Houlahan and Bice said that covid has been a new catalyst in the conversation about paid leave as workers have had trouble finding employees and women have been reluctant to rejoin the workforce.

“I hear a lot about workforce issues across the board,” Bice said.

She said she met with an executive of the Oklahoma-based fast-food chain Sonic, who said it has been hard to find store managers. The executive said many are women and have said they can’t find child care.

“We now get … that the interconnectivity of health matters, the intersection of families and child care and the opportunity to take leave for one reason or another,” Houlahan said. “We acutely understand that now because of covid in a way that I don’t think that our society was able to understand it before.”

The covid employment challenge has led to more corporate engagement on the issue. Houlahan said that after word got out about the creation of the task force, AARP, small businesses and large corporations are looking to get involved in the process.

Executives from Etsy spent a day on Capitol Hill in December in part to discuss paid leave, which they said is a critical issue for their 5 million micro-entrepreneurs nationwide who use the platform to sell their goods.

“About a fifth of our sellers have said that access to paid leave is one of the top barriers to their ability to successfully grow their business,” said Raina Moskowitz, chief operating officer with Etsy. “The government plays an important role or should play an important role in making sure that they have access to the resources and paid leave policies that they need to be successful and thrive.”

Rep. Nancy Pelosi (D-Calif.) mentioned paid leave at one of her final news conferences as speaker last year as one goal she wasn’t able to accomplish.

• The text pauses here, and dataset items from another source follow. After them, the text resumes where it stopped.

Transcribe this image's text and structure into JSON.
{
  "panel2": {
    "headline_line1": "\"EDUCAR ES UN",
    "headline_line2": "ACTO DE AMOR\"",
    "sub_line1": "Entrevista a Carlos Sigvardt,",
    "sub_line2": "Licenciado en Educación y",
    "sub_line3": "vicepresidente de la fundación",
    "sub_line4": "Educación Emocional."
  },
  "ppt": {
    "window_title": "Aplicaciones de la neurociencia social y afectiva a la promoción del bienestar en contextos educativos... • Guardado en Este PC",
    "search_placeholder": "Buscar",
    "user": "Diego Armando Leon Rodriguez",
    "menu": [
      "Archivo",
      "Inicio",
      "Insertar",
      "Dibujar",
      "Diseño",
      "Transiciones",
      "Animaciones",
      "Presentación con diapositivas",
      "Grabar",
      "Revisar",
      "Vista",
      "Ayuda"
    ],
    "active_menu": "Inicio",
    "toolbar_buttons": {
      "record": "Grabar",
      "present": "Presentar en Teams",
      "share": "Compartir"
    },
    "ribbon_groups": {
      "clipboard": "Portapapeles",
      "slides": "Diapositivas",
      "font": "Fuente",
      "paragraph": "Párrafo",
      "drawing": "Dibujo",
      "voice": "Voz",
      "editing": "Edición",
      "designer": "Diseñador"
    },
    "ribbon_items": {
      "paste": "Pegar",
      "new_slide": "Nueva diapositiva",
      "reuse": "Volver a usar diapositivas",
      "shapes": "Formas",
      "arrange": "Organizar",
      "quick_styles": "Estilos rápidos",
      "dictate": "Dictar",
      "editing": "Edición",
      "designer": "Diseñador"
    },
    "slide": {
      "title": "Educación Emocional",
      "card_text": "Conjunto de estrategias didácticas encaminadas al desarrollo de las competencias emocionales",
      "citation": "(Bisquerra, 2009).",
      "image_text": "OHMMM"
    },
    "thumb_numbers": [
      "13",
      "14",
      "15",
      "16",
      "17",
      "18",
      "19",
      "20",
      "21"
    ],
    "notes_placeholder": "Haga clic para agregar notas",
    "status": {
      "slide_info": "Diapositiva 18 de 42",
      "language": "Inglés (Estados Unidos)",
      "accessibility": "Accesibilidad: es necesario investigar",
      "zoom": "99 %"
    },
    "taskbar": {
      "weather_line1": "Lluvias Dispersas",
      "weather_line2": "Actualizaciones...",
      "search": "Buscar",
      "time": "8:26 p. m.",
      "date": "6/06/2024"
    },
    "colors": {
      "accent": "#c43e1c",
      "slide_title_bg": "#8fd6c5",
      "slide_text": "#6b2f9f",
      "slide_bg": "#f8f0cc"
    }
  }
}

It was dropped from the Democrats’ all-encompassing Build Back Better plan in the last Congress because it would make the bill more difficult to pass the Senate. But Pelosi put four weeks of paid leave back in at the last minute, despite even some liberal colleagues counseling her not to do it because it couldn’t clear the Senate.

That was a bridge too far for Sen. Joe Manchin III (D-W.Va.), who torpedoed the bill over multiple issues, including the late addition of a government-funded paid leave program. (Democrats eventually passed the Inflation Reduction Act, but the care economy components were not included.)

Pelosi said she has no regrets.

“It’s not a question of regret, it’s a question of more to be done,” Pelosi said. “That doesn’t mean we aren’t proud of what we have done. It just means it’s not finished and we have more to do.”